Antimicrobial peptides (AMPs) are short cationic molecules that act as a host defense against microbial infection, also called host defense peptides (HDPs) [17]. These peptides not only directly kill microbes but also modulate the immune system of the host [18]. Biochemical and immunological studies indicate AMPs are important in immunomodulation, participating in p38, ERK1/2, NF-κB and other signaling pathways [19], [20]. Moreover, some evidences have proved that one consequence of AMPs modulation events is cellular differentiation, which is observed for macrophages and neutrophils [19], [21]. For example, when present during monocyte-macrophage differentiation, peptide IDR-1018 induced distinctive macrophage profiles which were intermediate between M1 and M2, with M2-like characteristic and potential M1 immune activation feature [22]. CWA is an effective antimicrobial peptide derived from the endemic genera Bungarus fascia [23]. Previous studies have showed that CWA could protect the epithelial barrier and inhibit inflammation in the intestine of both mice and weaned piglets models [24], [25], [26]. The aim of our study is to investigate whether CWA can modulate cell polarization in E. coli K88-induced pro-inflammatory macrophages.

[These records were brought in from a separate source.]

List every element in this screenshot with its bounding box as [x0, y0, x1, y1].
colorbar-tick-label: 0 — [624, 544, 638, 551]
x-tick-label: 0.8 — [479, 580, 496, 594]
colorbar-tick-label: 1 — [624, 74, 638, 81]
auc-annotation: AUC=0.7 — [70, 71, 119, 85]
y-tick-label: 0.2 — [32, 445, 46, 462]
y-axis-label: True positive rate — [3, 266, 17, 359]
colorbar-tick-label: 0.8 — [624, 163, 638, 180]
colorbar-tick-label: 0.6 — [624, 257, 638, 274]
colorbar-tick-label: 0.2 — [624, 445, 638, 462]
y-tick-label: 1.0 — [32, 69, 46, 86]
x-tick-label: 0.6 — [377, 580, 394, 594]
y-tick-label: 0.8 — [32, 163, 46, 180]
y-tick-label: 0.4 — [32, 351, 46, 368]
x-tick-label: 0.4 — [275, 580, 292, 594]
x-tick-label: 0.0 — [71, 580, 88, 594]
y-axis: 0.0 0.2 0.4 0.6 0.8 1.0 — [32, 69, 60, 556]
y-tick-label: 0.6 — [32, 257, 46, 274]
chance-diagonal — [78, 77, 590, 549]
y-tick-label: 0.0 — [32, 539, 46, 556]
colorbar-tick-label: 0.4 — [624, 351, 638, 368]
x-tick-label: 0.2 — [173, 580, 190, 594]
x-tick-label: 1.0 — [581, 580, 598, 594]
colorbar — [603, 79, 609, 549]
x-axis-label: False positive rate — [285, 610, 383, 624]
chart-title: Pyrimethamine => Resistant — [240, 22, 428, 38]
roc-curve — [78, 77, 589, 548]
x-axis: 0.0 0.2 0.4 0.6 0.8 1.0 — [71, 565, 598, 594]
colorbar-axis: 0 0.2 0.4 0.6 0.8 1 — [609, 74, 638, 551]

In this study, we found that E. coli K88 induced M1 macrophages with the activation of STAT1/NF-κB signaling pathways and pro-inflammatory mediators. CWA effectively killed all microbes and meantime suppressed the inflammation in E. coli K88-induced macrophages. We hypothesised that CWA switched M1 macrophage towards an immunomodulatory phenotype similar to M2 macrophage via STAT6 and other M2-related mediators. In conclusion, our study demonstrated that CWA could dampen the inflammation by regulating macrophage polarization upon E. coli infection.